Mr Meng, who is also a member of the ruling Communist Party’s elite 25-member Politburo, made an emergency trip to Kunming, visiting the train station and wounded victims in hospital.

The attack marked a major escalation in the simmering unrest that had centred on Xinjiang, a heavily Muslim region in China’s far west strategically located on the borders of Central Asia.

It is the first time people from Xinjiang have been blamed for carrying out such a large-scale attack so far from their homeland, and follows a smaller incident in Beijing's Tiananmen Square in October that shook the Communist Party leadership.

China stepped up security in Xinjiang after a vehicle ploughed into tourists on the edge of Tiananmen Square, killing the three people in the car and two bystanders. China labelled it a suicide attack by militants from Xinjiang.

Xinjiang is home to the Muslim Uighur people, many of whom chafe at Chinese restrictions on their culture and religion.

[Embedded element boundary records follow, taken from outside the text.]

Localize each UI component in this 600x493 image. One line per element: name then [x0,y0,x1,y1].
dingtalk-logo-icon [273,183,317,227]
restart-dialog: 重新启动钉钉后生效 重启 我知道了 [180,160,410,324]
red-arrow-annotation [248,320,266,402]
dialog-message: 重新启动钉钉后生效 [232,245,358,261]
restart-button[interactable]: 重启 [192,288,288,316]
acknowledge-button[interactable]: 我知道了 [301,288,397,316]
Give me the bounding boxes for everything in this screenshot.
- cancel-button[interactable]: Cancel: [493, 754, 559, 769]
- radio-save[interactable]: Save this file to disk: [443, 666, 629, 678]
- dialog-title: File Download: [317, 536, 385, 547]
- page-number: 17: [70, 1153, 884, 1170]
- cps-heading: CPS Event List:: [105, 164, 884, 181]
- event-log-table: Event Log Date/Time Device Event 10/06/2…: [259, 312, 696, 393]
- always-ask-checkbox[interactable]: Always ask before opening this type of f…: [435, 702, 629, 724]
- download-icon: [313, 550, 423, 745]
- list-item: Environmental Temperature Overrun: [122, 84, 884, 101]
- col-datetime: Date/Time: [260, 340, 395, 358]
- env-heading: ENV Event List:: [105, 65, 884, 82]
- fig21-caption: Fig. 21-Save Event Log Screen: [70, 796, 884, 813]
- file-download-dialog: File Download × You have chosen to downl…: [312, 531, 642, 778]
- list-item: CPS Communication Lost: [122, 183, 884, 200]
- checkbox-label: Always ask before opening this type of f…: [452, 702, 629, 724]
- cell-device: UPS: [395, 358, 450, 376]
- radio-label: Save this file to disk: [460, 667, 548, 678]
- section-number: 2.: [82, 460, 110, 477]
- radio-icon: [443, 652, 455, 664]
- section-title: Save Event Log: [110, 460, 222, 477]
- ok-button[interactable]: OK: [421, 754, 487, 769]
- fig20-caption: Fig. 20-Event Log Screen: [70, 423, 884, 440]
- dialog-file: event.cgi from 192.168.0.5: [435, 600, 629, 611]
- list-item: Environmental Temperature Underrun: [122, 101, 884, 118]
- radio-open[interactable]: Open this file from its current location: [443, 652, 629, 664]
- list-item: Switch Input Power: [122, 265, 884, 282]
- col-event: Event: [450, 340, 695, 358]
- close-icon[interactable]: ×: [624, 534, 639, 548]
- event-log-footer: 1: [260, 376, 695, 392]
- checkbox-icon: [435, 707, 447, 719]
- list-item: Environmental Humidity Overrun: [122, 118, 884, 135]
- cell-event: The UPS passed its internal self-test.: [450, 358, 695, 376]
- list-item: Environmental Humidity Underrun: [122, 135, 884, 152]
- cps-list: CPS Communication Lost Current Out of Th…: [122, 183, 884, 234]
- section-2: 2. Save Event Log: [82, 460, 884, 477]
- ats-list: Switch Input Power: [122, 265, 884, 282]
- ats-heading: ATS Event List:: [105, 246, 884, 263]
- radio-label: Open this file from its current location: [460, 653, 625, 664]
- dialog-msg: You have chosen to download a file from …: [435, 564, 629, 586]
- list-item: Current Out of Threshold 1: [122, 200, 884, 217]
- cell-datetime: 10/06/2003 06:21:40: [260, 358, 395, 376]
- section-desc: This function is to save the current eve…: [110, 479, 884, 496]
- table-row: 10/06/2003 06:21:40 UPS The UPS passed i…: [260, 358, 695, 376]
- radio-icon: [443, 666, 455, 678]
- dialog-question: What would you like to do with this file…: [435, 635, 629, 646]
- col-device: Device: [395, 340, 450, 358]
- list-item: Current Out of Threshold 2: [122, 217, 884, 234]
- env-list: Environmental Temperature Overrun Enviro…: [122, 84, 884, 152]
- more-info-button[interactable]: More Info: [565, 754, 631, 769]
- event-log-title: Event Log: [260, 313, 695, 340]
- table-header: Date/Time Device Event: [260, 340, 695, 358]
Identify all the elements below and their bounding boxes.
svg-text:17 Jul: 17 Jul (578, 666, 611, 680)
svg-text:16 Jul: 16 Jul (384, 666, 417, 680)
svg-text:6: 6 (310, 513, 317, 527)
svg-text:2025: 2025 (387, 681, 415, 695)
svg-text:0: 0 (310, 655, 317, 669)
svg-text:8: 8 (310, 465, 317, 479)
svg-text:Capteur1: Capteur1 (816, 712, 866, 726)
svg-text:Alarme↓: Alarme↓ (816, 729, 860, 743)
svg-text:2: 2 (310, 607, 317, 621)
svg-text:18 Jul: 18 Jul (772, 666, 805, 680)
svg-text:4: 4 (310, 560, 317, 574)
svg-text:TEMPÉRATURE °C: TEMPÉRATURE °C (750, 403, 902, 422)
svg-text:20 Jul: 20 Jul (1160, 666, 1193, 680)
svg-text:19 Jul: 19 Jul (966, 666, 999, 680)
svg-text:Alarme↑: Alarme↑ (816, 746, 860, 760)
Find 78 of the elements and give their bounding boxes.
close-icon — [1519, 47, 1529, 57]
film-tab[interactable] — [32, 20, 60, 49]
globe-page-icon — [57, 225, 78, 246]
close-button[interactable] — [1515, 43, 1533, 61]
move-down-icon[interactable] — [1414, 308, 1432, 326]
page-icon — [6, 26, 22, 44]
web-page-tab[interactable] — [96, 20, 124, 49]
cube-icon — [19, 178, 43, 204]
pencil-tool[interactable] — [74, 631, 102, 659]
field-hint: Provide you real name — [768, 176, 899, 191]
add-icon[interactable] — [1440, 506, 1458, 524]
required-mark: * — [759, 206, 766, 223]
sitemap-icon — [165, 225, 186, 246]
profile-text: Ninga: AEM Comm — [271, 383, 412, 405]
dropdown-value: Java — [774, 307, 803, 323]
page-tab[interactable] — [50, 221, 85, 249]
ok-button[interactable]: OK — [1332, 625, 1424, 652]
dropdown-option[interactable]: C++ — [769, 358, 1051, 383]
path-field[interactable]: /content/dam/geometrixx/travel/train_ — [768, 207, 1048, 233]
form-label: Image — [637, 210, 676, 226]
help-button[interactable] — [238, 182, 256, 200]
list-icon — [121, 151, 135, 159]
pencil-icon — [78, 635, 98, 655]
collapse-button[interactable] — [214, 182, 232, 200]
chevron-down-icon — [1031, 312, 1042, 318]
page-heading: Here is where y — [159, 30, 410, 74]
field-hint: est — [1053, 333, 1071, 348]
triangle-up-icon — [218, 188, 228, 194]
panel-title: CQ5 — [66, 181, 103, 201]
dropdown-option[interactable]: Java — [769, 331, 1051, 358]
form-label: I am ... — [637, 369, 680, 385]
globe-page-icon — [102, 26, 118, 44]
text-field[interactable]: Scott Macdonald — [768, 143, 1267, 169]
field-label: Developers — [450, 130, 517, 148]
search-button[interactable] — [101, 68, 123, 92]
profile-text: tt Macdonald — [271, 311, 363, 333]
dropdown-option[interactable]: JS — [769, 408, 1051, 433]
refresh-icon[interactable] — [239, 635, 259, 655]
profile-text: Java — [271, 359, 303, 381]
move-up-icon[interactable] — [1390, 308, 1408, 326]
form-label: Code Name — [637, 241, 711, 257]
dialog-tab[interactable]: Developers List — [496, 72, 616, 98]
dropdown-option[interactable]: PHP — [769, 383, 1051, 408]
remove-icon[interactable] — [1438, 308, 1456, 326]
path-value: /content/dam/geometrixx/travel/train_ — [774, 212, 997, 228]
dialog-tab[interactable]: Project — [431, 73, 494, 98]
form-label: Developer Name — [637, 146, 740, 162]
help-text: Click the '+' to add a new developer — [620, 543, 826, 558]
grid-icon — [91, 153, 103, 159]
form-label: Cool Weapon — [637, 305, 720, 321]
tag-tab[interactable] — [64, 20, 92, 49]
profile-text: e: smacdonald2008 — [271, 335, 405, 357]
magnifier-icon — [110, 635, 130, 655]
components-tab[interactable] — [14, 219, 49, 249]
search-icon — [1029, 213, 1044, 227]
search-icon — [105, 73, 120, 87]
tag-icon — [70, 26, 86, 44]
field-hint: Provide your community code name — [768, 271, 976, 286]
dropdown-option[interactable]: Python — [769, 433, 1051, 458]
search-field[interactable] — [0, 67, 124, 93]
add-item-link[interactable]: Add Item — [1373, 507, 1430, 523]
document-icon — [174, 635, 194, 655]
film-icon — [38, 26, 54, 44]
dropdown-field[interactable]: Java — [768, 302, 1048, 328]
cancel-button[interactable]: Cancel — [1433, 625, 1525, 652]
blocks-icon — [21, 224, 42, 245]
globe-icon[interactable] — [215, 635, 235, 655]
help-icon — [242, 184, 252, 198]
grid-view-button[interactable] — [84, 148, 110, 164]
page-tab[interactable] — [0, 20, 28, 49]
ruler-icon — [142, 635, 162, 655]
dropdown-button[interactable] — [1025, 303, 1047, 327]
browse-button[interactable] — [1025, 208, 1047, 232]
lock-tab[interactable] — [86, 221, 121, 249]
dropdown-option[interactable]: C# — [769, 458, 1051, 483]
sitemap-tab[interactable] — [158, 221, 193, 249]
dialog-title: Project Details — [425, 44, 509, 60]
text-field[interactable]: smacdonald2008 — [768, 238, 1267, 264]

Kunming, the capital of Yunnan province, is hundreds of kilometres from Xinjiang and has little connection to the violence there that has killed more than 100 people in the past year.

China bristles at suggestions from exiles and rights groups that the unrest is driven more by unhappiness at government policies than by any serious threat from extremist groups who want to establish an independent state called East Turkestan.

One senior member of an advisory body to the parliament said such attacks in China had foreign links. “The well-planned attack was not an issue of (ethnicity) or religion, it was an issue of terrorism with links to the terrorist forces out of the country,” Xinhua quoted PLA Navy Rear Admiral Yin Zhuo as saying.